The takeaway: You couldn’t get a clearer demonstration of the wide-ranging responsibilities Kazuchika Okada shoulders in NJPW than you did in his first two G1 matches. Against Tanahashi, he had to remind audiences of the reasons why he remains the face of the company in a match that paid tribute to his rivalry with Tanahashi without outshining their previous classics, while also reintroducing the official Rainmaker presentation of his work. Today, he was tasked with filling in the gaps between a series of utterly predictable and boring EVIL spots in an attempt to make this match as tolerable as possible, something even he struggled with.
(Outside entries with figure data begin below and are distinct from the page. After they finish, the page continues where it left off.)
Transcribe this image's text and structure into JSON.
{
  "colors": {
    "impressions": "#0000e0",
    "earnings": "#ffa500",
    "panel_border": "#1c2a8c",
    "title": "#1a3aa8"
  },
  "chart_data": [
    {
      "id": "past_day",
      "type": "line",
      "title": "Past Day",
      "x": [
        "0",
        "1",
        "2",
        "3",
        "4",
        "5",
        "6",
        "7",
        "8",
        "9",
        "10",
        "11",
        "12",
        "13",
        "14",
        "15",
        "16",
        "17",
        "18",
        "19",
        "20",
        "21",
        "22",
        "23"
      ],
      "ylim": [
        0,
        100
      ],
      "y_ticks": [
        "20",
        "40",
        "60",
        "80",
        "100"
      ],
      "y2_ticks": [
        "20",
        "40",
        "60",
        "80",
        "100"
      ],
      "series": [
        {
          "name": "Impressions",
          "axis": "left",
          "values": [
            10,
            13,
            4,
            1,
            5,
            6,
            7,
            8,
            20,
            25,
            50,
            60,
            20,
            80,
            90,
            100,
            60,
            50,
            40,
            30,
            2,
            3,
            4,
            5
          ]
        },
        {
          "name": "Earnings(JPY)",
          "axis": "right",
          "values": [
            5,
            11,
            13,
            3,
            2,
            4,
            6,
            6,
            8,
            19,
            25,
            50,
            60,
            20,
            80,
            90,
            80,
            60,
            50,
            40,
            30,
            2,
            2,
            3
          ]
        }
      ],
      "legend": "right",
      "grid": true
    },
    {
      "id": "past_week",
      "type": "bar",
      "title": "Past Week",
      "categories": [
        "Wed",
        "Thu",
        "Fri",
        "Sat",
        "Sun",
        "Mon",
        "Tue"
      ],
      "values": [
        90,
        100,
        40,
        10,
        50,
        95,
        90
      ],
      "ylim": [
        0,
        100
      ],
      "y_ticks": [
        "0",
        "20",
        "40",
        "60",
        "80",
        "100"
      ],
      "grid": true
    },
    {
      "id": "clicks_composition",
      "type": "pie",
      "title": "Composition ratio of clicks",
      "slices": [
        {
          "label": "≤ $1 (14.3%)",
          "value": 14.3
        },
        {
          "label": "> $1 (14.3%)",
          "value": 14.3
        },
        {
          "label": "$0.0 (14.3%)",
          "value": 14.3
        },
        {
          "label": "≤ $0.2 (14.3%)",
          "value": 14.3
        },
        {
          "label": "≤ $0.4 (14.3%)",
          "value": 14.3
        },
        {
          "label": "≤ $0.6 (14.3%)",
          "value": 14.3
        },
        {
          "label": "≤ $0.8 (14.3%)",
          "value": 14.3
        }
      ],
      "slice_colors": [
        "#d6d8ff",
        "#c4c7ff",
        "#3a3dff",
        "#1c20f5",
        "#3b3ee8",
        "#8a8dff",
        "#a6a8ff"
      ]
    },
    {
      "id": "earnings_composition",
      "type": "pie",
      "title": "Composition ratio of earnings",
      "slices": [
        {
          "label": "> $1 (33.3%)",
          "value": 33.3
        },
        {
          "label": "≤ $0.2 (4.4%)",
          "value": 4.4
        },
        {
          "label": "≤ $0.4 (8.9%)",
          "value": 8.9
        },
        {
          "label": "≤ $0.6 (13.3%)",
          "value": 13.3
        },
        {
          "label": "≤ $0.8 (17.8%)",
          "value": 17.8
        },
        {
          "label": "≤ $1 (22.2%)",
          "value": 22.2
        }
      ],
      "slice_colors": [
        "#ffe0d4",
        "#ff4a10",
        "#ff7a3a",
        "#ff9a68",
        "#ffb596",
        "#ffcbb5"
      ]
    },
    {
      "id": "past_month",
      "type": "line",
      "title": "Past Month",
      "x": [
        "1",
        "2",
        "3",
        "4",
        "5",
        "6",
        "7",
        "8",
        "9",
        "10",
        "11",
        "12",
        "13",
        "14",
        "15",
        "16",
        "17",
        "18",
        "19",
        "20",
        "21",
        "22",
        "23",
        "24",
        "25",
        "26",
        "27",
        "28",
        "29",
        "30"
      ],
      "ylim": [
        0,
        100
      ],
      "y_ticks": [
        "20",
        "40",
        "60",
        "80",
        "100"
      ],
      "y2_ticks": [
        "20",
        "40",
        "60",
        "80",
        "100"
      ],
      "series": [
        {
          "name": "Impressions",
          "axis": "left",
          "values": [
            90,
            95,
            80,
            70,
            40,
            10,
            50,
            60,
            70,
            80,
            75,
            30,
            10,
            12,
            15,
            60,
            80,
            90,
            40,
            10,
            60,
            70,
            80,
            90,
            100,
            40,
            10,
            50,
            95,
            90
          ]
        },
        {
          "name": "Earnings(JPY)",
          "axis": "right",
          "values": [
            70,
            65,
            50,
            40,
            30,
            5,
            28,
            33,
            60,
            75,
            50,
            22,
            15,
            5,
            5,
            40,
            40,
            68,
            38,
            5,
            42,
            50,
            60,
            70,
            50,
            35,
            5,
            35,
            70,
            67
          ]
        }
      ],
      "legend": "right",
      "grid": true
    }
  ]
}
Make no mistake: EVIL has pure go-away heat, and the rote checking off of played-out interference, low blow, chair, and table spots does neither him nor his opponents any favors. The narrative that EVIL can’t beat anyone, not even Yoshi-Hashi, without cheating, doesn’t just make his matches formulaic, it makes his defeats meaningless. Now with three consecutive defeats of EVIL after falling to the King of Darkness in the 2020 New Japan Cup Final which signaled EVIL’s turn to the dark(er) side, let’s hope that Okada won’t be sullying his hands with any more of this nonsense.
Current G1 B Block Standings
Kazuchika Okada: 4 points
Taichi: 4 points
Jeff Cobb: 4 points
Hiroshi Tanahashi: 2 points
Tama Tonga: 2 points
EVIL: 2 points
Sanada: 2 points
Yoshi-Hashi: 0 points
Chase Owens: 0 points
Hirooki Goto: 0 points
After his win over Tanahashi in the B block’s first main event, Okada stated that the Rainmaker was back (condolences to those of us who enjoyed John and Wai’s psychoanalysis of his tortured love triangle with his longtime finisher and the new fling of the Money Clip), and Okada’s presence atop the first two B block cards has been a welcome and familiar presence (today’s EVIL antics aside). With Cobb powering through early competition as predicted by most, the one significantly surprising element on these two shows has been the ascent of All Japan Taichi, who’s already outperformed my middling expectations. Wednesday’s B block show has a lot of lop-sided contests, with Okada versus Yoshi-Hashi as an awkward main event fit, though Cobb versus Goto should provide some high-impact excitement in the middle of the card. I’ll be back then with a full report on the third day of B block action.